Przede wszystkim aktualne *Warunki Zabudowy* a żeby je mieć trzeba mieć aktualne warunki przyłączy wod-kan, prąd, orange.
Od wszystkich mediów zaczynałem następną ważną rzeczą jest dostęp do drogi publicznej. Bez aktualnych warunków nie kupuj projektu.
Mając aktualne warunki zabudowy można zrobić mapę do celów projektowych i i zacząć rozglądać się za projektem, a później to już adaptacja projektu i resztę zrobi architekt (wszystkie uzgodnienia łącznie ze złożeniem wniosku o pozwolenie na budowę) przynajmniej w moim przypadku tak było

----------


## kater-acme

co do ogradzania - raczej bym z tym poczekał, a już na pewno nie dawałbym nic od frontu; przed wykonaniem fundamentów trzeba będzie zdjąć humus, a to zapewne zrobi popularna Białoruśka / CAT; potem przyjeżdżać tam będą betoniarki, i zapewne pompa do betonu - taki sprzęt potrzebuje miejsca

na pewno warto przygotować miejsce na złożeniu humusu, a nawet pod mały domek trochę tego będzie

geodetę najlepiej lokalnego - oprócz zrobienia mapek tacy goście sporo też wiedzą o lokalnych ekipach, wykonawcach, dostawcach itd., a to się przydaje; czasem to wiedza anegdotyczna, ale czasem naprawdę przydatna (np. mój polecił mi dobre źródło żwirku i materiałów betonowych); z geodetą pogadaj na temat wysokości fundamentów - często projektanci domów zakładają, że obok już jest gotowa droga; murarzy to w sumie nie interesuje, zrobią jak chcesz; a potem się okaże (jak u mojego sąsiada), że jak przyjdzie (za kilka lat) droga, to wejście będzie miał niziutko i będzie go zalewać; 

kierownik - zdecydowanie na później

oczywiście powyższe to truizmy, ale mam nadzieję, że na początek choć coś Ci się przyda

----------


## Darek Volke

Przed rozpoczęciem budowy teren powinien być ogrodzony, wystarczy prowizorycznie ale powinien być a dojazd pod przyszłe fundamenty utwardzony

----------


## Geoou

> Dobrze jeszcze przed projektem zrobić badania geologiczne. O ile nie zrobiłeś przed kupnem.

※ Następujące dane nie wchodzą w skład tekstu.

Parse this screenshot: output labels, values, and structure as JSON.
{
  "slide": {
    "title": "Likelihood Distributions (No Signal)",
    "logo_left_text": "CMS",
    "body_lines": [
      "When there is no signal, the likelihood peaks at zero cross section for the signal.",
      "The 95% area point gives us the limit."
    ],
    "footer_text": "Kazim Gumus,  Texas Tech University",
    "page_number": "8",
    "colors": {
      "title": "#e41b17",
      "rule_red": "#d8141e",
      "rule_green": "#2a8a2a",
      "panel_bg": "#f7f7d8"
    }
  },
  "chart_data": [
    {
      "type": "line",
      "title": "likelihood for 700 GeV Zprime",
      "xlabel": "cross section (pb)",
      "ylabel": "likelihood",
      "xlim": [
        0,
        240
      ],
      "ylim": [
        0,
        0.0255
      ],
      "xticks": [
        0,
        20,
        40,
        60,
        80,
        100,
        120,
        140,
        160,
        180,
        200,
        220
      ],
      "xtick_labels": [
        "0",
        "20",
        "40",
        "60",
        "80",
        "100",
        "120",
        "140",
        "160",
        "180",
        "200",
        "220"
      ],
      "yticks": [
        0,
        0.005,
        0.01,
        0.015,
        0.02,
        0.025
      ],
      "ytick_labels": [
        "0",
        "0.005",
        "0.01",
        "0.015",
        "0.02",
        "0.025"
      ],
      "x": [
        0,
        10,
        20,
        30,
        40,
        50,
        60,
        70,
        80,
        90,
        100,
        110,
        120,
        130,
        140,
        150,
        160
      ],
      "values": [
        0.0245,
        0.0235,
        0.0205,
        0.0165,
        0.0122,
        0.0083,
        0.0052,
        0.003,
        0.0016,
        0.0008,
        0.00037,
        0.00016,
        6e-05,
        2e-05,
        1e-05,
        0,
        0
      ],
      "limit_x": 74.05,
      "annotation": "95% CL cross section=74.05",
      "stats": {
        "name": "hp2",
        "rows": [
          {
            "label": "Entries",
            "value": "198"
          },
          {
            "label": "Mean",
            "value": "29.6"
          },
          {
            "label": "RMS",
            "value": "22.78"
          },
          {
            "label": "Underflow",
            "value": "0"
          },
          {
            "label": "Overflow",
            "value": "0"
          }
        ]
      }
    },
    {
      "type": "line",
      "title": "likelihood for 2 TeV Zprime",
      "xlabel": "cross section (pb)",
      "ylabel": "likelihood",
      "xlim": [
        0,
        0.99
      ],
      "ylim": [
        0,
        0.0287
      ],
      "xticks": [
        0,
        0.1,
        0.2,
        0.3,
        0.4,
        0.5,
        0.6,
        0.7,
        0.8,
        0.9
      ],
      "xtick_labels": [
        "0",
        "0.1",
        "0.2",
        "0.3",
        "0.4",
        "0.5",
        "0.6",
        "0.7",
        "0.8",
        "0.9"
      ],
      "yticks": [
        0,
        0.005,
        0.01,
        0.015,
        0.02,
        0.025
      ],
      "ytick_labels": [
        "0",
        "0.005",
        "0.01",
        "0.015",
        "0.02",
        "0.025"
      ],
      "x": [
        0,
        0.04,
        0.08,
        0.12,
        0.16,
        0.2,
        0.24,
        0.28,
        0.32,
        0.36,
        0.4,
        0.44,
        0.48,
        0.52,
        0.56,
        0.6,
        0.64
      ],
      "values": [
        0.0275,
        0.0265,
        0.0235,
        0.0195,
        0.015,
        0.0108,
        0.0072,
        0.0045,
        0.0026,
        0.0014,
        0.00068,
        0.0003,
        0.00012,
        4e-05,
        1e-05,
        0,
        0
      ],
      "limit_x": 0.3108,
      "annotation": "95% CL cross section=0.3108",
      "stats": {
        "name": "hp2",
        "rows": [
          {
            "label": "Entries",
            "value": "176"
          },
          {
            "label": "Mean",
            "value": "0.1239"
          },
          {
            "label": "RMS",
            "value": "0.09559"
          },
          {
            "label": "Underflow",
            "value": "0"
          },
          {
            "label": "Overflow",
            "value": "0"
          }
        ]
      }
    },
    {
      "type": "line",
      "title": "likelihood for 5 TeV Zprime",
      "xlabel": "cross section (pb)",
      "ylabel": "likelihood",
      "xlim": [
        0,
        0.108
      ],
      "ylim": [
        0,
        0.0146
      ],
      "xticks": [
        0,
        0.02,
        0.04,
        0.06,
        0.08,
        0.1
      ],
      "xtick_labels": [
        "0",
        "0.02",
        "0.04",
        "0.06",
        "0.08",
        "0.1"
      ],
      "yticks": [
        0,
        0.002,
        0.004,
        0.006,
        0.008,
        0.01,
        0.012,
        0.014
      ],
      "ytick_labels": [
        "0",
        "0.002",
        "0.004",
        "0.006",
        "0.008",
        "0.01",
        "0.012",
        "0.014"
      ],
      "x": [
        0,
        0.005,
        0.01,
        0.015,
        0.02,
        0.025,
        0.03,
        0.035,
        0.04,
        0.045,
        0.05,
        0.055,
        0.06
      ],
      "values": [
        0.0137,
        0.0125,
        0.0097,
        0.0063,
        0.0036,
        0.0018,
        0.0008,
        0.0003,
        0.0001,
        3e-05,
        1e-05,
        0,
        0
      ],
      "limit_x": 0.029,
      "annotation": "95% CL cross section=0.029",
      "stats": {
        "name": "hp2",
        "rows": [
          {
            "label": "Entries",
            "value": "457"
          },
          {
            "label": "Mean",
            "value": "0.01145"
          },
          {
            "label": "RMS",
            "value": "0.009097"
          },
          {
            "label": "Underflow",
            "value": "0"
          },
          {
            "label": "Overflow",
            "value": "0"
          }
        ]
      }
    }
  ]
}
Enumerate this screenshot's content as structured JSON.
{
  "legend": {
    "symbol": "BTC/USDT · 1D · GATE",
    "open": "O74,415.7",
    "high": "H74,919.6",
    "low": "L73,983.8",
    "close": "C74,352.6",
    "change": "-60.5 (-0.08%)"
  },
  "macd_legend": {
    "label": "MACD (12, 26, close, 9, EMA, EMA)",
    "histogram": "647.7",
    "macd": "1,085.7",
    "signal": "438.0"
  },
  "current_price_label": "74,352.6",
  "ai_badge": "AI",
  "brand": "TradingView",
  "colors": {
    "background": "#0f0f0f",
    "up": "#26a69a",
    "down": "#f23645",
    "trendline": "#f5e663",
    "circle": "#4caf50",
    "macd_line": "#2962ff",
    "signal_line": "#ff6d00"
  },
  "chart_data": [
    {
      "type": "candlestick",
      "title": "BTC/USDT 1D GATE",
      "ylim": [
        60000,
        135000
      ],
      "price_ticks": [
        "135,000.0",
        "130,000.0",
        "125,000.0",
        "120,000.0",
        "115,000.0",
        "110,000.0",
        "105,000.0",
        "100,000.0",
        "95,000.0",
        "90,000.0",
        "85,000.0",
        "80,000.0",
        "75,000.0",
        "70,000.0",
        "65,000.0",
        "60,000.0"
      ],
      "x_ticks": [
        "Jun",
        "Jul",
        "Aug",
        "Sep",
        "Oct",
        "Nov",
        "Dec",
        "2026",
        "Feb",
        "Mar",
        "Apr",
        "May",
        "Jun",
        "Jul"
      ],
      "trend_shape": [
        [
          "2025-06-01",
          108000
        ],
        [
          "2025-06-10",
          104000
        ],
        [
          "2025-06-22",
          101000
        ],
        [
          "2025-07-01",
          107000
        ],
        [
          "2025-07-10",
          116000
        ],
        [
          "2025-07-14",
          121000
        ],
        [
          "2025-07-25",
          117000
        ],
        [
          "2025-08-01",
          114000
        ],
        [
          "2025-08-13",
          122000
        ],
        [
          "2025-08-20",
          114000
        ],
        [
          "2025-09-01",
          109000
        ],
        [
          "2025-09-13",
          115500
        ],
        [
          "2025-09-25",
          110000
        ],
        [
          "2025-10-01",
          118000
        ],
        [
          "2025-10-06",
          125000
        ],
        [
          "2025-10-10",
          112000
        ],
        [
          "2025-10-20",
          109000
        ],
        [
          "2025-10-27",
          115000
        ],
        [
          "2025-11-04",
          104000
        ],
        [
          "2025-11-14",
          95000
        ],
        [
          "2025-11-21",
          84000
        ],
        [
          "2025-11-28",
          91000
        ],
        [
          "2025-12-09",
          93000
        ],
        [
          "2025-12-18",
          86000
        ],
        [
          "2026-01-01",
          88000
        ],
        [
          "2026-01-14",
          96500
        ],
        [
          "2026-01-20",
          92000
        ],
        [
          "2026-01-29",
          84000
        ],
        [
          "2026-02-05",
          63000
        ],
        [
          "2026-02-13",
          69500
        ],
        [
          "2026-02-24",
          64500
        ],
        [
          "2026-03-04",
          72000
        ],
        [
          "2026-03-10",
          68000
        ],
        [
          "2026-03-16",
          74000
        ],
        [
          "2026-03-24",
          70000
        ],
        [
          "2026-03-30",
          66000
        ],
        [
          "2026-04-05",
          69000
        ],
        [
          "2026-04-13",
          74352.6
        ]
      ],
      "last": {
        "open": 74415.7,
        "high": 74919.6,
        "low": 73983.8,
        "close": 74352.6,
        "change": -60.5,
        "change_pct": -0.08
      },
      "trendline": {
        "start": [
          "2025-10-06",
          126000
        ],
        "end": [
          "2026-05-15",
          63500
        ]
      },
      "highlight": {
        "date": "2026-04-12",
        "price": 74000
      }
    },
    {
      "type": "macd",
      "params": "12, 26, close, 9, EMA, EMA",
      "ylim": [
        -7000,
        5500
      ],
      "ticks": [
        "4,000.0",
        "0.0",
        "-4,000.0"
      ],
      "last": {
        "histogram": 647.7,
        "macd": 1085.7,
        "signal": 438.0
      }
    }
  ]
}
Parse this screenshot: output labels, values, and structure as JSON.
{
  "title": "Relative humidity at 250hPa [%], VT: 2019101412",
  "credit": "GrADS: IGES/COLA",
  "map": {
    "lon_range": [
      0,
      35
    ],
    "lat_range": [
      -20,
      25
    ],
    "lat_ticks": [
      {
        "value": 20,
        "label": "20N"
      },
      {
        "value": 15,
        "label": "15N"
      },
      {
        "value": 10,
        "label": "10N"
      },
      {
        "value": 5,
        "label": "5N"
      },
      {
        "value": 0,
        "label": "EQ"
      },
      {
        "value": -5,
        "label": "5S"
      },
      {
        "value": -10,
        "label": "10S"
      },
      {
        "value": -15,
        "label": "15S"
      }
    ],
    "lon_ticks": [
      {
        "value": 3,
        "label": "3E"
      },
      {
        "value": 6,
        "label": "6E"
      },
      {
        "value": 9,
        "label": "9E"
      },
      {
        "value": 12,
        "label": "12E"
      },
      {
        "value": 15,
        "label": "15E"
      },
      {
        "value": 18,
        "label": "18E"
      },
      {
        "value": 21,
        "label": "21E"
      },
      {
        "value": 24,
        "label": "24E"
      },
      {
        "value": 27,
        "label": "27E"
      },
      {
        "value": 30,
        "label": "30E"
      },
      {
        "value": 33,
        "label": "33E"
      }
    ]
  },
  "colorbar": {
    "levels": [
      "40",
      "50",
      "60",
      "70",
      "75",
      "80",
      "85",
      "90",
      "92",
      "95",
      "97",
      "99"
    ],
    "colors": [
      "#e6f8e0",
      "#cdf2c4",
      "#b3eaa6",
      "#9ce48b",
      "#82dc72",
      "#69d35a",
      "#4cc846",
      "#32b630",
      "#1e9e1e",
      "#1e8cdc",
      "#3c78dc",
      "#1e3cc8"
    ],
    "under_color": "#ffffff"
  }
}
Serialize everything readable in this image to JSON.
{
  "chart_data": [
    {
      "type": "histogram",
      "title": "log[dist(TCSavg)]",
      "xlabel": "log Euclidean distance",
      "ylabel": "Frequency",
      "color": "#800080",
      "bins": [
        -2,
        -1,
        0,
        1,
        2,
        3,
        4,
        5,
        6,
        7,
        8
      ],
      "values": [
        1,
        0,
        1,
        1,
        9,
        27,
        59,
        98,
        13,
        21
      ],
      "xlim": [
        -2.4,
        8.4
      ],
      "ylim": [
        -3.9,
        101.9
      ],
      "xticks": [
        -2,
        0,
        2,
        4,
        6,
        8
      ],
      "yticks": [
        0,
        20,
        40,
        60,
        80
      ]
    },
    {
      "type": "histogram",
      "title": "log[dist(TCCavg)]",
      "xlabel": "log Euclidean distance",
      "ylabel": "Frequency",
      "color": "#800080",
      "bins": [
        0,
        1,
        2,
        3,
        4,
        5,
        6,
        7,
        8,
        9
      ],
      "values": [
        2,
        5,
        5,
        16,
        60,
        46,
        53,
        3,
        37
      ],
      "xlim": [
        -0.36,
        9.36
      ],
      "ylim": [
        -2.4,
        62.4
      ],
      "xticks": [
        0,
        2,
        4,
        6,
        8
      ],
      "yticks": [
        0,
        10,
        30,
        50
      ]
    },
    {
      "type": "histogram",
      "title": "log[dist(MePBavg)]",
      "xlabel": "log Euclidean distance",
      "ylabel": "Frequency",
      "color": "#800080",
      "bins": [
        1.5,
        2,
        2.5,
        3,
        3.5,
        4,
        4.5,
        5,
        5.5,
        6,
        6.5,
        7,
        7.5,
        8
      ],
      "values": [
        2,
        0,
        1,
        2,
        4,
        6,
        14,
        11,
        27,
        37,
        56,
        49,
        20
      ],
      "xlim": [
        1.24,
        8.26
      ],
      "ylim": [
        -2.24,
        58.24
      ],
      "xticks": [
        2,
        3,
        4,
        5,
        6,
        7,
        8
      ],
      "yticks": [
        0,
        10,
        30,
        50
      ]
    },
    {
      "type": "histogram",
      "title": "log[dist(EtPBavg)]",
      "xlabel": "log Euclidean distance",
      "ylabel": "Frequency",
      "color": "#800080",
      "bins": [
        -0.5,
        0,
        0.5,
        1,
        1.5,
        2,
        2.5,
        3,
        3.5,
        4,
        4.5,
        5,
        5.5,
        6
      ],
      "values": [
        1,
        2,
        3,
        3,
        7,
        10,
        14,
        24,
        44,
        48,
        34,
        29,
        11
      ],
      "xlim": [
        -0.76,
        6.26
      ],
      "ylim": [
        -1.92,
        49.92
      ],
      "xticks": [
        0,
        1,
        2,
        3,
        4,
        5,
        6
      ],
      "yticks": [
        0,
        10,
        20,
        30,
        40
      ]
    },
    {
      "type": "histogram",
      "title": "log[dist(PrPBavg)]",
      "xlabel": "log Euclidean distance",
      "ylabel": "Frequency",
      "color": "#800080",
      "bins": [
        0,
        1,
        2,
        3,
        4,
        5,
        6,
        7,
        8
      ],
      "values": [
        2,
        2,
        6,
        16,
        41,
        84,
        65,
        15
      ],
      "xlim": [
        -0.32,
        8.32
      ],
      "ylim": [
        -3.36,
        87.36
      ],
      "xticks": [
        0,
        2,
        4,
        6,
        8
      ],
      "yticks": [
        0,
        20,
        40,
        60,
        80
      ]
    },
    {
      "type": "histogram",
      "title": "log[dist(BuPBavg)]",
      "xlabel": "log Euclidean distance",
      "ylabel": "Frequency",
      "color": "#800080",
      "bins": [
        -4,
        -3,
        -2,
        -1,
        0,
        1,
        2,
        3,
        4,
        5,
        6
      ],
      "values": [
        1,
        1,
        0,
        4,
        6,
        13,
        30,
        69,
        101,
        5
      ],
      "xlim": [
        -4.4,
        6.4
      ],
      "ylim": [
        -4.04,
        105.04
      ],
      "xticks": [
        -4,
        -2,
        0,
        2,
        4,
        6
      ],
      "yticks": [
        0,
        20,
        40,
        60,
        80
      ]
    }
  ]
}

Słuszna uwaga. Badania te pozwolą projektantowi w sposób optymalny zaprojektować fundament projektowanego budynku. Poza tym uzyskasz informację o warunkach gruntowo - wodnych na Twojej działce m.in głębokości zwierciadła wody co przy wyborze projektu (budynek podpiwniczony lub też nie) jest bardzo istotne, rodzaju gruntów i ich parametrach.

W razie pytań jestem do dyspozycji  :smile:

----------


## autorus

A ja myślę, że najpierw trzeba sobie zadać pytani co się chce zbudować. Jest bardzo dużo możliwości. Jak już to będziesz wiedział to reszta pójdzie sama. Powodzenia w wyborze.

----------


## DO**KN

> A ja myślę, że najpierw trzeba sobie zadać pytani co się chce zbudować. Jest bardzo dużo możliwości. Jak już to będziesz wiedział to reszta pójdzie sama. Powodzenia w wyborze.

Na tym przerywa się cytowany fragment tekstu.